此代码对我来说很好用,但在这种情况下,我是否还需要使用coherent限定符声明SSBO(或图像)?

This code works fine for me, but still, do I need to declare the SSBO (or Image) with coherent qualifier in this case?

在仅呼叫atomicAdd的情况下是否需要使用coherent?

And do I need to use coherent in a case when I call only atomicAdd?

我到底什么时候需要使用coherent限定词?我是否仅在直接写作:ssbo[index] = value;的情况下需要使用它?

When exactly do I need to use coherent qualifier? Do I need to use it only in case of direct writing: ssbo[index] = value;?

推荐答案

TL; DR

我发现证据支持关于coherent的两个答案.

当前分数:

  • 需要coherent的原子数:1.5
  • 省略coherent的原子:5.75
  • Requiring coherent with atomics: 1.5
  • Omitting coherent with atomics: 5.75

底线,尽管得分仍然不确定.在一个工作组中,我主要认为在实践中不需要coherent .在这些情况下,我不太确定:

Bottom line, still not sure despite the score.

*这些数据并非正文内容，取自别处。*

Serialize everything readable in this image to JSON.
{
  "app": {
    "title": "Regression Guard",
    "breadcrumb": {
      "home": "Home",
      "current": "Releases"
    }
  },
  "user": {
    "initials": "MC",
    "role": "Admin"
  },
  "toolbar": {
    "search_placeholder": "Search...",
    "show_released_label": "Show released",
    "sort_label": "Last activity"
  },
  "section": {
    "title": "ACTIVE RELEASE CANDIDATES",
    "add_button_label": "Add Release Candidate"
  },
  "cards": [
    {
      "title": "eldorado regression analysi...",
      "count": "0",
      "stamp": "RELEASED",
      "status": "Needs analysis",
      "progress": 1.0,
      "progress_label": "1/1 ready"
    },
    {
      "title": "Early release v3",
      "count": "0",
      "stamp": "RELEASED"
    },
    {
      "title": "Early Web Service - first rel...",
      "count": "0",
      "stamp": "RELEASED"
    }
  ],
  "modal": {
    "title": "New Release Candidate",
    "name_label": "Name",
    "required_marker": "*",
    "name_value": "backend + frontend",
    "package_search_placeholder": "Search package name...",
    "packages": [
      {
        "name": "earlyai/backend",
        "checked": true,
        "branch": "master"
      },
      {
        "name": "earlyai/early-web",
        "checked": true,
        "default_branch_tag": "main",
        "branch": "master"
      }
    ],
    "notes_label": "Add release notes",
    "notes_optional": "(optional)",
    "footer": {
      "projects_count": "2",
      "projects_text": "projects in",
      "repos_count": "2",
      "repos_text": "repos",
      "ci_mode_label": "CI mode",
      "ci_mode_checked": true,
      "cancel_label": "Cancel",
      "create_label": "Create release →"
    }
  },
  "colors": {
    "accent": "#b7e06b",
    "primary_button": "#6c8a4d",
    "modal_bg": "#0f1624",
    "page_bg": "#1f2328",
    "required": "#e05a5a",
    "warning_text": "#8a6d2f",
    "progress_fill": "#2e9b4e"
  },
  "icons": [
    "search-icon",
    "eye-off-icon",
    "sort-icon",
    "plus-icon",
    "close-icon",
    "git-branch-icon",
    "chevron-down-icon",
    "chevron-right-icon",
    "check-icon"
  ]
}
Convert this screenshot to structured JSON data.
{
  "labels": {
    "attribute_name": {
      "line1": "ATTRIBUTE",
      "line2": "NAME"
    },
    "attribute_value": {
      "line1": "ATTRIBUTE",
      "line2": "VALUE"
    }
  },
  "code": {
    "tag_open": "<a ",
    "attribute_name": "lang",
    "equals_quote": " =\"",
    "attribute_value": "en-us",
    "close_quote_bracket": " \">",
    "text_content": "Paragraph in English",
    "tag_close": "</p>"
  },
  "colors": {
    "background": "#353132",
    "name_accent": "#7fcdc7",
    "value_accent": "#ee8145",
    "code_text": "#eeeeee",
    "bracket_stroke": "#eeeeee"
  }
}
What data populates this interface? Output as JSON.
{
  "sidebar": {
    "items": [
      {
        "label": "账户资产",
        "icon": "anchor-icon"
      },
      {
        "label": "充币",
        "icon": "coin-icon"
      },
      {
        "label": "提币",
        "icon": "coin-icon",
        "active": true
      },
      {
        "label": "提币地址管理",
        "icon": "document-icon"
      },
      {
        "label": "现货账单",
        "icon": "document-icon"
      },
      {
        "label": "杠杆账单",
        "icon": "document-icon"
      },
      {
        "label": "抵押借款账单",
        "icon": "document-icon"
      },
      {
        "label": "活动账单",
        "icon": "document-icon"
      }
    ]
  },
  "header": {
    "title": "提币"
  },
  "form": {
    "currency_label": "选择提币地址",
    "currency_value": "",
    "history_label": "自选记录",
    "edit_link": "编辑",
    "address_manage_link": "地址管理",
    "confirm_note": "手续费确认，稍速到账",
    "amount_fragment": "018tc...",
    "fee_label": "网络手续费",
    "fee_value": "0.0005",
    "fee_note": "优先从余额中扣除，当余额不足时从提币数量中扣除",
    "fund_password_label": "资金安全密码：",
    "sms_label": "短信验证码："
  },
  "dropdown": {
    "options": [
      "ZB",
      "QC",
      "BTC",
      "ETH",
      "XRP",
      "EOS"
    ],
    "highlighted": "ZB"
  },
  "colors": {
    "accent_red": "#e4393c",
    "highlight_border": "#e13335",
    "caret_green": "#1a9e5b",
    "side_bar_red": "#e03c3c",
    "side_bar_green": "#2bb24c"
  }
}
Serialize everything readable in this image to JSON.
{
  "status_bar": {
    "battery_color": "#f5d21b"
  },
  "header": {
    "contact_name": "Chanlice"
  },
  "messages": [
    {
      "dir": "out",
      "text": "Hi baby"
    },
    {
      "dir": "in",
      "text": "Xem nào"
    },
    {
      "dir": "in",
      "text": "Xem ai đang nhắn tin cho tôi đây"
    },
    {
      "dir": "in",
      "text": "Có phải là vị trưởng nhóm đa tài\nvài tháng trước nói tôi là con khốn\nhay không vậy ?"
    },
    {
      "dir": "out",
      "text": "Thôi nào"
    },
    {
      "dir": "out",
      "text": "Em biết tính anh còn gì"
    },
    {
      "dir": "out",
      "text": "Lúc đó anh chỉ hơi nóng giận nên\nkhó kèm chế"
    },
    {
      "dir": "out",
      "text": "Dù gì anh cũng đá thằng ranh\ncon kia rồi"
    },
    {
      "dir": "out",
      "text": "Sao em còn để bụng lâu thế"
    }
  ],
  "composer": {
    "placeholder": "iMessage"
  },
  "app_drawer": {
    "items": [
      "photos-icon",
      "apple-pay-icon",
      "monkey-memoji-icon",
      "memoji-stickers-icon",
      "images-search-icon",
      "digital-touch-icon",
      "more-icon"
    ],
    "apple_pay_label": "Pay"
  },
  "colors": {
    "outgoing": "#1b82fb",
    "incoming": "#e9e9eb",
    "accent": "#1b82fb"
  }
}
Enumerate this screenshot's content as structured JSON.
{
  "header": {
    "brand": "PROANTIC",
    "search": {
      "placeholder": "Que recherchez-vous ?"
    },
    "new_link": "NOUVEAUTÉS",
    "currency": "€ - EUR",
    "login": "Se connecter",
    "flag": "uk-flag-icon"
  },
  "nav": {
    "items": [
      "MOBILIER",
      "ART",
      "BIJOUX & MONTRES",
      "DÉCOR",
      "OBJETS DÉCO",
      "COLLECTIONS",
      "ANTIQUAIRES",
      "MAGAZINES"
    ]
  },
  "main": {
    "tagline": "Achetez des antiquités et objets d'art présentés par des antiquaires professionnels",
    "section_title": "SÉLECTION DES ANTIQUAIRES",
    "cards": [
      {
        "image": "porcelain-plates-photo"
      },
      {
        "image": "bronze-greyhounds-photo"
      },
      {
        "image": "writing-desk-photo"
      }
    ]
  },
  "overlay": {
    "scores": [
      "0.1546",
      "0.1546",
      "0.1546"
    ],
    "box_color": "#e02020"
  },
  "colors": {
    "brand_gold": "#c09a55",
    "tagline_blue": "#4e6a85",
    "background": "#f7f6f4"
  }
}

Inside a single workgroup, I'm mostly convinced coherent is not required in practice. I'm not so sure in these cases:

  1. glDispatchCompute
  2. 中的多个工作组
  3. 多个glDispatchCompute调用,所有调用(原子地)访问相同的内存位置,而它们之间没有任何glMemoryBarrier
  1. more than 1 workgroup in glDispatchCompute
  2. multiple glDispatchCompute calls that all access the same memory location (atomically) without any glMemoryBarrier between them

但是,当您仅通过原子操作访问SSBO(或单个结构成员)coherent时,会产生性能损失吗?基于以下内容,我不相信这是因为coherent在变量的读取或写入操作中添加了可见性"指令或指令标志.如果仅通过原子操作访问变量,则编译器希望:

However, is there a performance cost to declaring SSBOs (or individual struct members) coherent when you only access them through atomic operations? Based on what is below, I don't believe there is because coherent adds "visibility" instructions or instruction flags at the variable's read or write operations. If a variable is only accessed through atomic operations, the compiler should hopefully:

  1. 在生成原子指令时忽略coherent,因为它没有作用
  2. 使用适当的机制确保原子操作的结果在着色器调用,扭曲,工作组或渲染命令之外可见.
  1. ignore coherent when generating the atomic instructions because it has no effect
  2. use the appropriate mechanic to make sure the result of the atomic operation is visible outside the shader invocation, warp, workgroup or rendering command.

OpenGL Wiki的内存模型"页面:

From the OpenGL wiki's "Memory Model" page:

请注意,原子计数器在功能上与原子图像/缓冲区变量操作不同.后者仍需要连贯的限定词,障碍等.(于2020-04-12删除)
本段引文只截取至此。